FAQ's about Chain of Custody
Managing the Chain of Custody (CoC) is indispensible for companies directly active in the supply chain to secure product integrity, enhance consumer trust and mitigate reputation risk.
1. Why is Chain of Custody so important, particularly in the transport industry?
ISO 22095 ‘Chain of Custody’- A globally shared common language to effectively increase transparency in the supply chain.
For all ISO members is now the time to actively join the ISO/PC 308 to actively contribute their expertise and shape the new generic Chain of Custody standard. A broad representation of ISO member is essential to make sure that supply chain actors globally start to use the same Chain of Custody language to facilitate global trade sustainably.
Communication is crucial to supply chain actors within the (oils and fats) supply chain with respect to 'What do I ask, what do I receive and what did I really receive'. A uniform language for existing standards, upcoming standards and internal policies will make international trade more predictable. A globally shared language is necessary to increase transparency in the supply chain
2. How can a generic CoC standard add value for a retailing company dealing with very many different products?
A good definition of the different supply chain models and description of the basic Chain of Custody system requirements will make sure that the information transferred between the supply chain actors is harmonized. The data should be available at the source. The objective is not to build new databases, but to prevent duplication. The CoC structure can be described in generic terms. This is equally true for organisations working in the transport sector, who are dealing with international trade and agreements between buyers and sellers everyday:
3. There are already many sectors specific certification schemes in the world – why did you feel it was necessary to put together an ISO PC and what will an ISO standard add?

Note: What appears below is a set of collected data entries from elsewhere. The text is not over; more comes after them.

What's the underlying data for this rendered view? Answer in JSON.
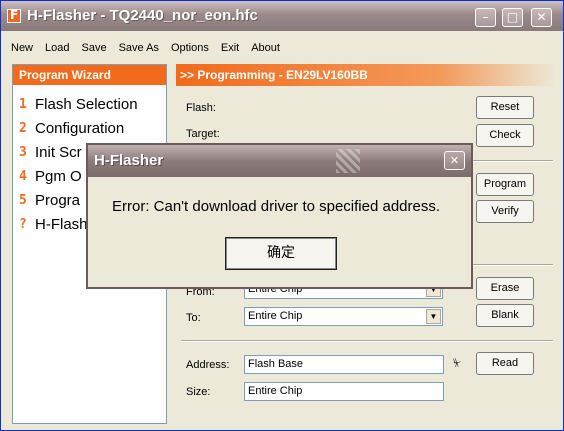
{
  "window": {
    "title": "H-Flasher - TQ2440_nor_eon.hfc"
  },
  "menu": [
    "New",
    "Load",
    "Save",
    "Save As",
    "Options",
    "Exit",
    "About"
  ],
  "wizard": {
    "title": "Program Wizard",
    "items": [
      {
        "num": "1",
        "label": "Flash Selection"
      },
      {
        "num": "2",
        "label": "Configuration"
      },
      {
        "num": "3",
        "label": "Init Scr"
      },
      {
        "num": "4",
        "label": "Pgm O"
      },
      {
        "num": "5",
        "label": "Progra"
      },
      {
        "num": "?",
        "label": "H-Flash"
      }
    ]
  },
  "programming": {
    "title": ">> Programming - EN29LV160BB",
    "flash_label": "Flash:",
    "target_label": "Target:",
    "from_label": "From:",
    "from_value": "Entire Chip",
    "to_label": "To:",
    "to_value": "Entire Chip",
    "address_label": "Address:",
    "address_value": "Flash Base",
    "size_label": "Size:",
    "size_value": "Entire Chip",
    "buttons": {
      "reset": "Reset",
      "check": "Check",
      "program": "Program",
      "verify": "Verify",
      "erase": "Erase",
      "blank": "Blank",
      "read": "Read"
    }
  },
  "dialog": {
    "title": "H-Flasher",
    "message": "Error: Can't download driver to specified address.",
    "ok_label": "确定"
  }
}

Chain of Custody standards are currently not dealt with in the WTO. A common understanding on a reference with regards to Chain of Custody within ISO will therefore be a good starting point. The expectation is that the ISO CoC standard is especially valuable for new initiatives as guidance on terms and definitions and basic CoC system requirements.
Many companies have made public commitment with regards to responsible sourcing and sustainability but with 230+ sustainability standards and codes the playing field is confusing and it is increasingly challenging to make an educated choice.
ITC has assessed how 230 standards that define Chain of Custody from which ISO PC308 project leader, Mr. Lamolle, draws the following conclusions:
- There is no harmonized definition of good practice in Chain of Custody management;
- There is a need for alignment in expectations between all stakeholders (private and public, standards organisations and companies);
- There is a good potential for enhancing efficiency in value chains by providing more transparency of the key elements that make a Chain of Custody model very robust and credible.
4. What kinds of organizations are involved in the PC?
The organizations committed to the work of ISO/PC 308 is very broad. Whereas many Dutch stakeholders are active in the food and feed supply chain, many British stakeholders have their origin in the construction business. Next to the strong representation of producing industry players, the committee has a good representation of service providers (e.g. auditors and certification schemes, auditors), universities, retailers, financial institutions, government services and NGO’s. Chain of Custody experts from ITC and ISEAL have joined the process to contribute their expertise and to make maximum use of the synergies between ISO and their own mission.. We are glad that the participation from ISO members all over the world is picking up with Mexico, Brazil, Japan and Indonesia being the frontrunners. We are hoping for more countries to join to ensure a smooth implementation of the ISO 22095 ‘Chain of Custody’ standard.
5. What standards or projects do you have in the pipeline?
Once the ISO/PC 308 members have come to an agreement on the generic Chain of Custody terms and definitions and requirements for supply chain actors, it would be interesting to see whether it is possible to develop sector specific annexes as an add on to the core standard. This will be investigated in due course.
6. What kind of organizations will benefit?
A credible Chain of Custody system is the value generating side of traceability as it has an immediate effect on consumer trust.
By being able to transparently demonstrate to your partner organizations that you are in control of your own supply chain with a sound Chain of Custody system will result a more trust. Trust from your business partners, consumers, financial institutions, auditors and government agents. Therefore all organizations will ultimately benefit from a harmonized Chain of Custody standard, which ensures that all supply chain actors are speaking the same language:
Until 2015 mainly financial information was used to assess whether the financial institute should invest in a project or organization. Since 2015 the intangible assets have been becoming more and more important as it has become a means to judge, whether a company will be able to sustain its financial performance. The EU Directive on non-financial information touches on ISO 26000 and integrated reporting. The Chain of Custody is an important tool for a bank to assess whether the customer is in control of its business practices. A standard giving guidance to supply chain actors how to build a reliable chain of Custody system is therefore important.